Denn Menschen wie ich vollziehen das Mysterium der Sprachentstehung jeden Morgen aufs Neue, gewissermaßen im Zeitraffer und stellvertretend für die ganze Menschheit. Und somit könnte mein mühsames und qualvolles Erwachen am frühen Vormittag zumindest der Wissenschaft in einer ihrer grundlegenden Fragen weiterhelfen!
Es beginnt schon mit dem ersten Öhhh... des Tages, unmittelbar (d.h. ca. 15 min) nach dem Aufwachen. Diese quasi noch vorsprachliche Äußerung transportiert noch keinerlei Information, ist an niemanden gerichtet, sie bringt allein einen inneren, seelischen Zustand zum Ausdruck (Dies allerdings mit erstaunlicher Präzision!). Doch kaum eine halbe Stunde später, wenn ich mich bis ins Bad geschleppt habe, und ich die Frage "Soll ich dir schon mal einen Kaffee aufsetzen?" gestellt bekomme, reagiere ich mit einem Öhhh-Hmmmmm..., das die Fragende als "Ja" zu verstehen gelernt hat. Hier werden nicht nur bereits einfache Laute zu komplexeren Mustern kombiniert, nein, hier dient die Lautäußerung bereits zu mehr als nur der Repräsentation des inneren Zustandes eines Individuums! Zum ersten Mal wird die Produktion einer Lautfolge zur Kommunikation mit einem anderen Mitglied der Horde verwendet. Zudem wird mit der Zustimmung zugleich einem abstrakten Konzept sprachlich Ausdruck verliehen. Der nächste große Schritt in der Genese der menschlichen Sprache wird bereits unmittelbar nach dem Duschen möglich, wenn die Frage lautet, was ich denn zum Frühstück möchte: Mmmmmmüsli... Dies ist der Moment, in dem zum ersten Mal ein referenzieller Akt vollzogen wird! Von nun an kann eine Lautsequenz als abstrakte Referenz für einen Gegenstand wie etwa Müsli stehen! Und man sollte die Tragweite dieses Evolutionsschrittes nicht unterschätzen, denn immerhin geht es in dieser Situation nicht nur um das konkrete Müsli in der Schüssel, sondern um Müsli als universalem Terminus! Bereits hier hat sich der Verstand in den platonischen Himmel erhoben! Der letzte und abschließende Schritt in der Entwicklung der menschlichen Sprache folgt dann gleich nach dem Frühstück. Auf die Frage, ob ich denn noch etwas möchte, folgt als Antwort MmmmußLosZurArbeit..., und damit ein ganzer Satz, ein erster vollständiger illokutionärer Sprechakt!

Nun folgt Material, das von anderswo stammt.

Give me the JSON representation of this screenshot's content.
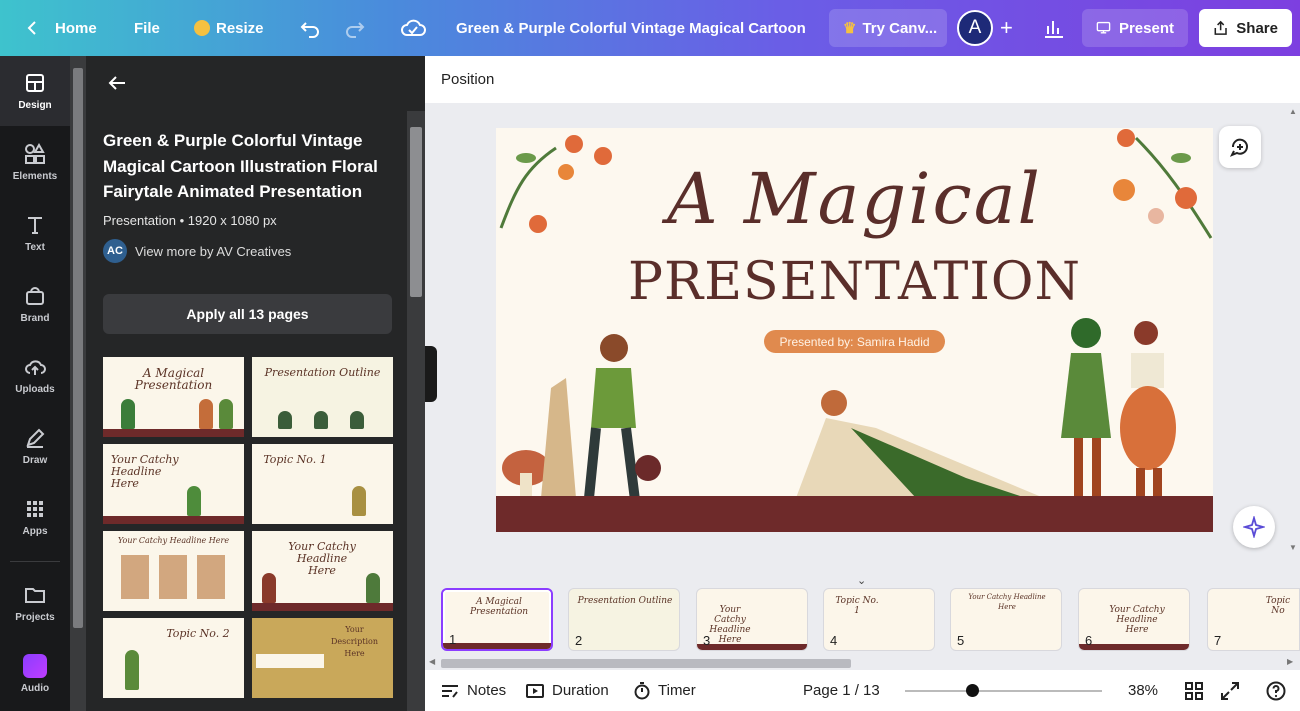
{
  "topbar": {
    "home": "Home",
    "file": "File",
    "resize": "Resize",
    "doc_title": "Green & Purple Colorful Vintage Magical Cartoon I...",
    "try_canva": "Try Canv...",
    "avatar_letter": "A",
    "present": "Present",
    "share": "Share"
  },
  "rail": {
    "items": [
      "Design",
      "Elements",
      "Text",
      "Brand",
      "Uploads",
      "Draw",
      "Apps",
      "Projects",
      "Audio"
    ]
  },
  "panel": {
    "title": "Green & Purple Colorful Vintage Magical Cartoon Illustration Floral Fairytale Animated Presentation",
    "meta": "Presentation • 1920 x 1080 px",
    "author_initials": "AC",
    "author": "View more by AV Creatives",
    "apply": "Apply all 13 pages",
    "thumbs": [
      "A Magical Presentation",
      "Presentation Outline",
      "Your Catchy Headline Here",
      "Topic No. 1",
      "Your Catchy Headline Here",
      "Your Catchy Headline Here",
      "Topic No. 2",
      "Your Description Here"
    ]
  },
  "editor": {
    "position": "Position",
    "slide": {
      "title_line1": "A Magical",
      "title_line2": "PRESENTATION",
      "presenter": "Presented by: Samira Hadid"
    },
    "filmstrip": [
      {
        "num": "1",
        "title": "A Magical Presentation"
      },
      {
        "num": "2",
        "title": "Presentation Outline"
      },
      {
        "num": "3",
        "title": "Your Catchy Headline Here"
      },
      {
        "num": "4",
        "title": "Topic No. 1"
      },
      {
        "num": "5",
        "title": "Your Catchy Headline Here"
      },
      {
        "num": "6",
        "title": "Your Catchy Headline Here"
      },
      {
        "num": "7",
        "title": "Topic No"
      }
    ]
  },
  "bottombar": {
    "notes": "Notes",
    "duration": "Duration",
    "timer": "Timer",
    "page": "Page 1 / 13",
    "zoom": "38%"
  },
  "colors": {
    "accent": "#8b3dff",
    "slide_bg": "#fdf8ef",
    "slide_text": "#5a2e2a",
    "ground": "#6e2a2a"
  }
}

So vollzieht sich in meiner Wohnung das Wunder der Glottogonie jeden Morgen aufs Neue, und sie würde eine interessante Modellsituation für die linguistische Forschung abgeben. Und wenn ich dann auf dem Weg zur Arbeit aus dem Treppenhaus auf den Bürgersteig hinaustrete, und die ältere Dame von eine Etage tiefer bereits am Morgen ihren Pudel Gassi geführt hat, dann gibt es als Zugabe für den Linguisten sogar noch die Entstehung des pejorativen Expressivs "Scheiße!" zu beobachten!

2 Kommentare:

  1. Eine bemerkenswerte Zwischenstufe in der Entwicklungsgeschichte hominider verbaler Kommunikation stellen die Schweizer dar, welche bei der Artikulation ihrer Frühstückspräferenz gegenwärtig erst beim Müesli angelangt sind, sozusagen der etymologischen Vorstufe zum Müsli, wie man es in höherentwickelten Kultursprachen kennt.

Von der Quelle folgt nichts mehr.